Will Diesel Passenger Cars Cross The Atlantic?

Right now, 35% of the passenger automobiles sold in Europe have diesel engines. This number could grow to as much as 50%, during the next ten years. In contrast to these numbers, there is currently only one diesel passenger car available in the U.S. This would be the Volkswagen Golf TDI.

Diesels have flourished in Europe because of expensive gasoline and tax breaks for diesel. Many European governments promote diesel because it emits less carbon dioxide into the atmosphere. On top of lower fuel prices, diesel drivers experience increased fuel efficiency. The diesel engine is a more efficient design than the gasoline powered engine.

So, what’s stopping diesel engines from invading our cars here in America? It may still happen but there are a couple of obstacles.

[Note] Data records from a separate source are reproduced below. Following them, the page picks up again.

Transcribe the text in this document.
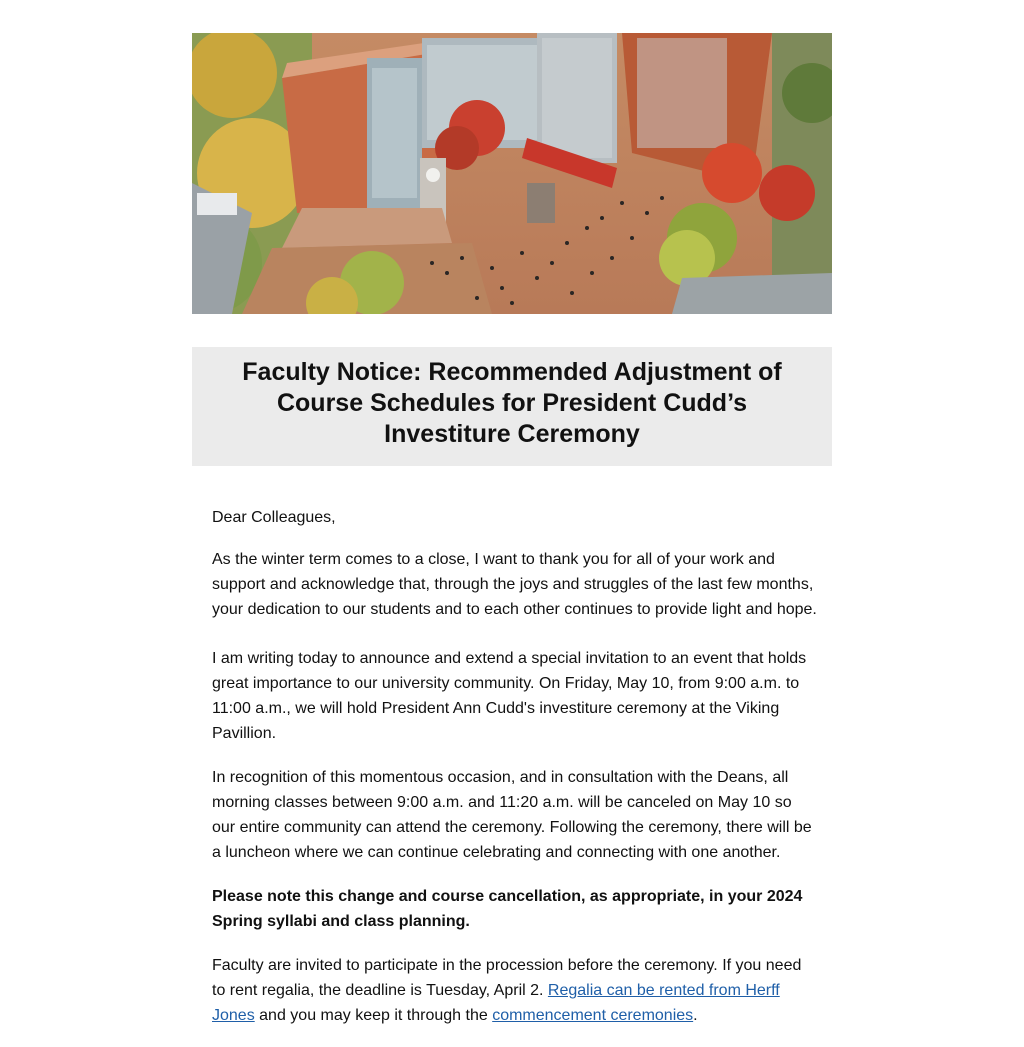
Faculty Notice: Recommended Adjustment of Course Schedules for President Cudd’s Investiture Ceremony

Dear Colleagues,

As the winter term comes to a close, I want to thank you for all of your work and support and acknowledge that, through the joys and struggles of the last few months, your dedication to our students and to each other continues to provide light and hope.

I am writing today to announce and extend a special invitation to an event that holds great importance to our university community. On Friday, May 10, from 9:00 a.m. to 11:00 a.m., we will hold President Ann Cudd's investiture ceremony at the Viking Pavillion.

In recognition of this momentous occasion, and in consultation with the Deans, all morning classes between 9:00 a.m. and 11:20 a.m. will be canceled on May 10 so our entire community can attend the ceremony. Following the ceremony, there will be a luncheon where we can continue celebrating and connecting with one another.

Please note this change and course cancellation, as appropriate, in your 2024 Spring syllabi and class planning.

Faculty are invited to participate in the procession before the ceremony. If you need to rent regalia, the deadline is Tuesday, April 2. Regalia can be rented from Herff Jones and you may keep it through the commencement ceremonies.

First, diesel fuel is not cheaper than gas here in the States. We enjoy lower gas prices than our European friends, and our government does not offer the nice tax breaks on diesel like most European governments. Therefore, diesel is harder to come by and more expensive in the U.S.

The main reason for the tax breaks in Europe and lack of them here is a difference in the way we set up environmental standards for our vehicles. This is the second obstacle. In Europe the focus is on low carbon dioxide emissions but here in the States the EPA wants low levels of nitrogen oxides and particulates. This is because nitrogen oxides may be carcinogenic and particulates help form smog.

There are solutions to these environmental questions, but these as well as the diesel engine add to the cost of the automobile. This may keep buyers away. Tax breaks, like those in Europe, may be needed to entice buyers.